Admitida a requerida intervenção, a Companhia de Seguros D... , S.A. veio apresentar contestação, invocando causas de exclusão da sua responsabilidade e, questionando a existência do furto, alega que, de qualquer forma, sempre o mesmo teria sido facilitado pela omissão grosseira dos motoristas no que toca à forma e às circunstâncias em que aparcaram o veículo.

Conclui pela improcedência da acção.

A Autora respondeu, reafirmando a posição assumida na petição inicial e sustentando a improcedência das excepções invocadas.

Foi realizada a audiência preliminar, foi proferido despacho saneador e foi efectuada a selecção da matéria de facto assente e base instrutória.

Foi realizada a audiência de discussão e julgamento e, na sequência desse facto, foi proferida sentença que, julgando a acção improcedente, absolveu as Rés do pedido.

Discordando dessa decisão, a Autora veio interpor o presente recurso, formulando as seguintes conclusões:

1. Face à matéria de facto dada como provada, não devia ter sido considerado "não provado" que "a ré podia e devia ter organizado a viagem de modo a evitar que o camião ficasse parado na estrada, em local sem vigilância ou protecção".
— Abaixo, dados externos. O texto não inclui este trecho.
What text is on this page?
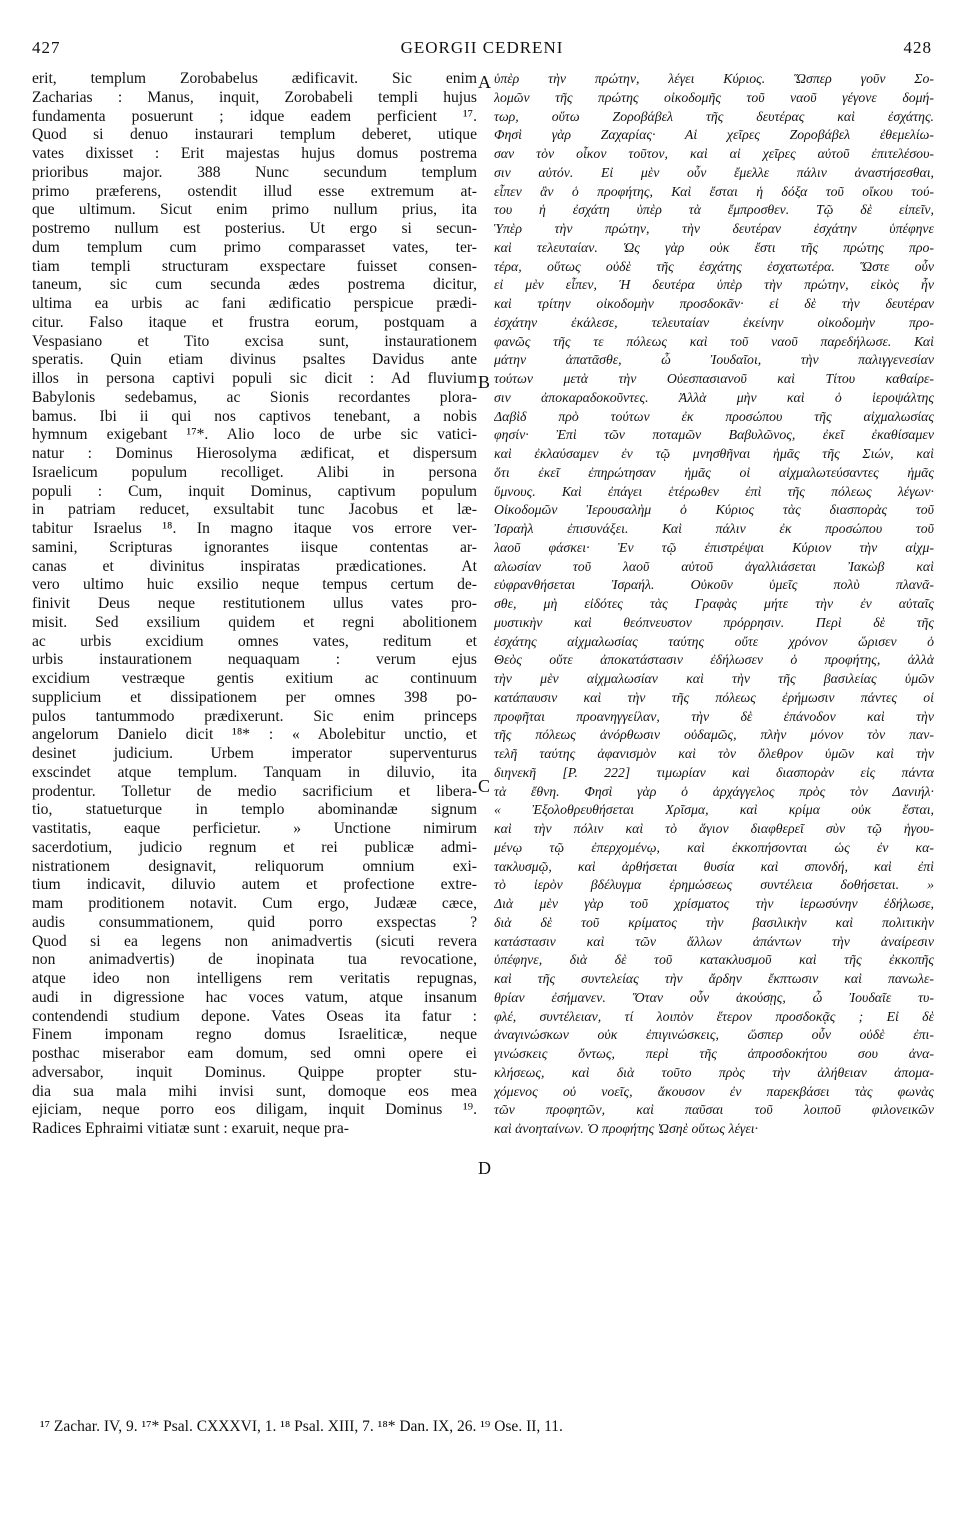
427	GEORGII CEDRENI	428
erit, templum Zorobabelus ædificavit. Sic enim
Zacharias : Manus, inquit, Zorobabeli templi hujus
fundamenta posuerunt ; idque eadem perficient ¹⁷.
Quod si denuo instaurari templum deberet, utique
vates dixisset : Erit majestas hujus domus postrema
prioribus major. 388 Nunc secundum templum
primo præferens, ostendit illud esse extremum at-
que ultimum. Sicut enim primo nullum prius, ita
postremo nullum est posterius. Ut ergo si secun-
dum templum cum primo comparasset vates, ter-
tiam templi structuram exspectare fuisset consen-
taneum, sic cum secunda ædes postrema dicitur,
ultima ea urbis ac fani ædificatio perspicue prædi-
citur. Falso itaque et frustra eorum, postquam a
Vespasiano et Tito excisa sunt, instaurationem
speratis. Quin etiam divinus psaltes Davidus ante
illos in persona captivi populi sic dicit : Ad fluvium
Babylonis sedebamus, ac Sionis recordantes plora-
bamus. Ibi ii qui nos captivos tenebant, a nobis
hymnum exigebant ¹⁷*. Alio loco de urbe sic vatici-
natur : Dominus Hierosolyma ædificat, et dispersum
Israelicum populum recolliget. Alibi in persona
populi : Cum, inquit Dominus, captivum populum
in patriam reducet, exsultabit tunc Jacobus et læ-
tabitur Israelus ¹⁸. In magno itaque vos errore ver-
samini, Scripturas ignorantes iisque contentas ar-
canas et divinitus inspiratas prædicationes. At
vero ultimo huic exsilio neque tempus certum de-
finivit Deus neque restitutionem ullus vates pro-
misit. Sed exsilium quidem et regni abolitionem
ac urbis excidium omnes vates, reditum et
urbis instaurationem nequaquam : verum ejus
excidium vestræque gentis exitium ac continuum
supplicium et dissipationem per omnes 398 po-
pulos tantummodo prædixerunt. Sic enim princeps
angelorum Danielo dicit ¹⁸* : « Abolebitur unctio, et
desinet judicium. Urbem imperator superventurus
exscindet atque templum. Tanquam in diluvio, ita
prodentur. Tolletur de medio sacrificium et libera-
tio, statueturque in templo abominandæ signum
vastitatis, eaque perficietur. » Unctione nimirum
sacerdotium, judicio regnum et rei publicæ admi-
nistrationem designavit, reliquorum omnium exi-
tium indicavit, diluvio autem et profectione extre-
mam proditionem notavit. Cum ergo, Judææ cæce,
audis consummationem, quid porro exspectas ?
Quod si ea legens non animadvertis (sicuti revera
non animadvertis) de inopinata tua revocatione,
atque ideo non intelligens rem veritatis repugnas,
audi in digressione hac voces vatum, atque insanum
contendendi studium depone. Vates Oseas ita fatur :
Finem imponam regno domus Israeliticæ, neque
posthac miserabor eam domum, sed omni opere ei
adversabor, inquit Dominus. Quippe propter stu-
dia sua mala mihi invisi sunt, domoque eos mea
ejiciam, neque porro eos diligam, inquit Dominus ¹⁹.
Radices Ephraimi vitiatæ sunt : exaruit, neque pra-
A
B
C
D
ὑπὲρ τὴν πρώτην, λέγει Κύριος. Ὥσπερ γοῦν Σο-
λομῶν τῆς πρώτης οἰκοδομῆς τοῦ ναοῦ γέγονε δομή-
τωρ, οὕτω Ζοροβάβελ τῆς δευτέρας καὶ ἐσχάτης.
Φησὶ γὰρ Ζαχαρίας· Αἱ χεῖρες Ζοροβάβελ ἐθεμελίω-
σαν τὸν οἶκον τοῦτον, καὶ αἱ χεῖρες αὐτοῦ ἐπιτελέσου-
σιν αὐτόν. Εἰ μὲν οὖν ἔμελλε πάλιν ἀναστήσεσθαι,
εἶπεν ἂν ὁ προφήτης, Καὶ ἔσται ἡ δόξα τοῦ οἴκου τού-
του ἡ ἐσχάτη ὑπὲρ τὰ ἔμπροσθεν. Τῷ δὲ εἰπεῖν,
Ὑπὲρ τὴν πρώτην, τὴν δευτέραν ἐσχάτην ὑπέφηνε
καὶ τελευταίαν. Ὡς γὰρ οὐκ ἔστι τῆς πρώτης προ-
τέρα, οὕτως οὐδὲ τῆς ἐσχάτης ἐσχατωτέρα. Ὥστε οὖν
εἰ μὲν εἶπεν, Ἡ δευτέρα ὑπὲρ τὴν πρώτην, εἰκὸς ἦν
καὶ τρίτην οἰκοδομὴν προσδοκᾶν· εἰ δὲ τὴν δευτέραν
ἐσχάτην ἐκάλεσε, τελευταίαν ἐκείνην οἰκοδομὴν προ-
φανῶς τῆς τε πόλεως καὶ τοῦ ναοῦ παρεδήλωσε. Καὶ
μάτην ἀπατᾶσθε, ὦ Ἰουδαῖοι, τὴν παλιγγενεσίαν
τούτων μετὰ τὴν Οὐεσπασιανοῦ καὶ Τίτου καθαίρε-
σιν ἀποκαραδοκοῦντες. Ἀλλὰ μὴν καὶ ὁ ἱεροψάλτης
Δαβὶδ πρὸ τούτων ἐκ προσώπου τῆς αἰχμαλωσίας
φησίν· Ἐπὶ τῶν ποταμῶν Βαβυλῶνος, ἐκεῖ ἐκαθίσαμεν
καὶ ἐκλαύσαμεν ἐν τῷ μνησθῆναι ἡμᾶς τῆς Σιών, καὶ
ὅτι ἐκεῖ ἐπηρώτησαν ἡμᾶς οἱ αἰχμαλωτεύσαντες ἡμᾶς
ὕμνους. Καὶ ἐπάγει ἑτέρωθεν ἐπὶ τῆς πόλεως λέγων·
Οἰκοδομῶν Ἱερουσαλὴμ ὁ Κύριος τὰς διασπορὰς τοῦ
Ἰσραὴλ ἐπισυνάξει. Καὶ πάλιν ἐκ προσώπου τοῦ
λαοῦ φάσκει· Ἐν τῷ ἐπιστρέψαι Κύριον τὴν αἰχμ-
αλωσίαν τοῦ λαοῦ αὐτοῦ ἀγαλλιάσεται Ἰακὼβ καὶ
εὐφρανθήσεται Ἰσραήλ. Οὐκοῦν ὑμεῖς πολὺ πλανᾶ-
σθε, μὴ εἰδότες τὰς Γραφὰς μήτε τὴν ἐν αὐταῖς
μυστικὴν καὶ θεόπνευστον πρόρρησιν. Περὶ δὲ τῆς
ἐσχάτης αἰχμαλωσίας ταύτης οὔτε χρόνον ὥρισεν ὁ
Θεὸς οὔτε ἀποκατάστασιν ἐδήλωσεν ὁ προφήτης, ἀλλὰ
τὴν μὲν αἰχμαλωσίαν καὶ τὴν τῆς βασιλείας ὑμῶν
κατάπαυσιν καὶ τὴν τῆς πόλεως ἐρήμωσιν πάντες οἱ
προφῆται προανηγγείλαν, τὴν δὲ ἐπάνοδον καὶ τὴν
τῆς πόλεως ἀνόρθωσιν οὐδαμῶς, πλὴν μόνον τὸν παν-
τελῆ ταύτης ἀφανισμὸν καὶ τὸν ὄλεθρον ὑμῶν καὶ τὴν
διηνεκῆ [P. 222] τιμωρίαν καὶ διασπορὰν εἰς πάντα
τὰ ἔθνη. Φησὶ γὰρ ὁ ἀρχάγγελος πρὸς τὸν Δανιήλ·
« Ἐξολοθρευθήσεται Χρῖσμα, καὶ κρίμα οὐκ ἔσται,
καὶ τὴν πόλιν καὶ τὸ ἅγιον διαφθερεῖ σὺν τῷ ἡγου-
μένῳ τῷ ἐπερχομένῳ, καὶ ἐκκοπήσονται ὡς ἐν κα-
τακλυσμῷ, καὶ ἀρθήσεται θυσία καὶ σπονδή, καὶ ἐπὶ
τὸ ἱερὸν βδέλυγμα ἐρημώσεως συντέλεια δοθήσεται. »
Διὰ μὲν γὰρ τοῦ χρίσματος τὴν ἱερωσύνην ἐδήλωσε,
διὰ δὲ τοῦ κρίματος τὴν βασιλικὴν καὶ πολιτικὴν
κατάστασιν καὶ τῶν ἄλλων ἁπάντων τὴν ἀναίρεσιν
ὑπέφηνε, διὰ δὲ τοῦ κατακλυσμοῦ καὶ τῆς ἐκκοπῆς
καὶ τῆς συντελείας τὴν ἄρδην ἔκπτωσιν καὶ πανωλε-
θρίαν ἐσήμανεν. Ὅταν οὖν ἀκούσῃς, ὦ Ἰουδαῖε τυ-
φλέ, συντέλειαν, τί λοιπὸν ἕτερον προσδοκᾷς ; Εἰ δὲ
ἀναγινώσκων οὐκ ἐπιγινώσκεις, ὥσπερ οὖν οὐδὲ ἐπι-
γινώσκεις ὄντως, περὶ τῆς ἀπροσδοκήτου σου ἀνα-
κλήσεως, καὶ διὰ τοῦτο πρὸς τὴν ἀλήθειαν ἀπομα-
χόμενος οὐ νοεῖς, ἄκουσον ἐν παρεκβάσει τὰς φωνὰς
τῶν προφητῶν, καὶ παῦσαι τοῦ λοιποῦ φιλονεικῶν
καὶ ἀνοηταίνων. Ὁ προφήτης Ὠσηὲ οὕτως λέγει·
¹⁷ Zachar. IV, 9. ¹⁷* Psal. CXXXVI, 1. ¹⁸ Psal. XIII, 7. ¹⁸* Dan. IX, 26. ¹⁹ Ose. II, 11.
2. O camião tinha dois motoristas a bordo, esteve imobilizado durante mais de 41 horas seguidas, durante o feriado e domingo, nos dias 1 e 2 de Maio de 2010, retomou a marcha às 22.00 horas do dia 2/5/2010, decidindo os dois motoristas parar, menos de 4 horas depois, pelas 01.50 horas, numa área de repouso numa estrada em França.

3. É do conhecimento geral, e por maioria de razão, dos motoristas que efectuam transportes internacionais - tanto mais que no presente caso um dos motoristas é o próprio gerente da R. - a existência de frequentes assaltos e furtos em parques de repouso não vigiados ao longo das estradas, durante a noite.
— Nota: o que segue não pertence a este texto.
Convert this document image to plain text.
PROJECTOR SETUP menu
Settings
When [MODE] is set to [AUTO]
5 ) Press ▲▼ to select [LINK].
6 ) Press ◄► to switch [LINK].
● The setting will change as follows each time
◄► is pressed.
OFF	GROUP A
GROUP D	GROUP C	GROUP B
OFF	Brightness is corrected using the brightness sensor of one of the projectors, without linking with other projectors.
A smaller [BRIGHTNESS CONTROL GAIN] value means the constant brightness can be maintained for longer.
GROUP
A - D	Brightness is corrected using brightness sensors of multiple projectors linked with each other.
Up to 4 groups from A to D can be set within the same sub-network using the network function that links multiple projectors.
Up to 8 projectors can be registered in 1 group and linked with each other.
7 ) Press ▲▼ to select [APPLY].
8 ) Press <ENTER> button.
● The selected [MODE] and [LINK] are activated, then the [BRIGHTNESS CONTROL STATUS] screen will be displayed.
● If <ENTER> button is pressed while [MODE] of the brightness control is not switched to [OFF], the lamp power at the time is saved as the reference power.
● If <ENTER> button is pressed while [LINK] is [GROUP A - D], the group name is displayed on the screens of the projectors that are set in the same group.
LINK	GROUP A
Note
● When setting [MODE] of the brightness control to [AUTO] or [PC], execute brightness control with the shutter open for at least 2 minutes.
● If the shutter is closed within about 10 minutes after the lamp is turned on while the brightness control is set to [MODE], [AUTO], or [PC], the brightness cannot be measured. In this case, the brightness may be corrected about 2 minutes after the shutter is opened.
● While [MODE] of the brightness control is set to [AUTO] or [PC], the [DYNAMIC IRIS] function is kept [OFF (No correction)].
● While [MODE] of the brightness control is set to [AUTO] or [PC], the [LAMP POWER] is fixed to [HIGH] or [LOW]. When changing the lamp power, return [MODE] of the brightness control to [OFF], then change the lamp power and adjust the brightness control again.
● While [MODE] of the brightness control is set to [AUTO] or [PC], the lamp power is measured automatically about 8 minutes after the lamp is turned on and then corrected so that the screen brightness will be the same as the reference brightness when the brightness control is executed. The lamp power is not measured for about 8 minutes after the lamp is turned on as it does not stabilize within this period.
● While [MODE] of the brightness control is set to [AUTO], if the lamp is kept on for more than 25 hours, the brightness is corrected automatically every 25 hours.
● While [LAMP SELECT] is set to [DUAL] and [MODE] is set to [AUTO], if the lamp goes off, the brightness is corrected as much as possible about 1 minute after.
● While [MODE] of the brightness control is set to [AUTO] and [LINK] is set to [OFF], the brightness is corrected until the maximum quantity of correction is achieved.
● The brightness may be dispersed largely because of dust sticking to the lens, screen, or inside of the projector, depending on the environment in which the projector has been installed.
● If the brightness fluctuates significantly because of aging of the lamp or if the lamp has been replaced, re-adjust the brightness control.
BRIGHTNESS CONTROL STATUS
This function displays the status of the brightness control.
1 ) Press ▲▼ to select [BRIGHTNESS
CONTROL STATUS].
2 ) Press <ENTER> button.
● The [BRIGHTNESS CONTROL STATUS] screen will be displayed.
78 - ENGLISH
4. Sendo a Ré uma empresa que se dedica à actividade dos transportes rodoviários internacionais (cfr. facto provado c)), podia e devia, no âmbito da organização das viagens que efectua, ter encontrado em alguma localidade próxima, um parque ou outro espaço com vigilância, onde pudesse estacionar o veículo em segurança e permitir aos motoristas descansar igualmente em segurança, tanto mais que a Ré circula com camiões de lona material vulnerável, facilmente cortável, e nem sequer coloca selos ou cadeados nas portas do veículo transportador (cfr. facto provado jj).

5. Manifestamente a Ré podia e devia ter programado melhor a viagem, pelo que deve ser acrescentado aos factos provados que:

"a ré podia e devia ter organizado a viagem de modo a evitar que o .camião ficasse parado na estrada, em local sem vigilância ou protecção".

6. O que está em causa nos presentes autos é o incumprimento do contrato de transporte rodoviário internacional, celebrado entre a R. e a Segurada da Autora, titulado pelas Declarações CMR juntas aos autos a fls. 51 e 52.

7. Nos termos do disposto no artigo 17° nº 1 da Convenção de Genebra de 1956, relativa ao contrato de transporte internacional de mercadorias por estrada - Convenção CMR - aprovada pelo Dec.Lei nº 46.235, de 18/3/1965, aplicável ao caso em apreço, o "transportador é responsável pela perda total ou parcial, ou pela avaria que se produzir entre o momento de carregamento da mercadoria e o da entrega, assim, como pela demora na entrega".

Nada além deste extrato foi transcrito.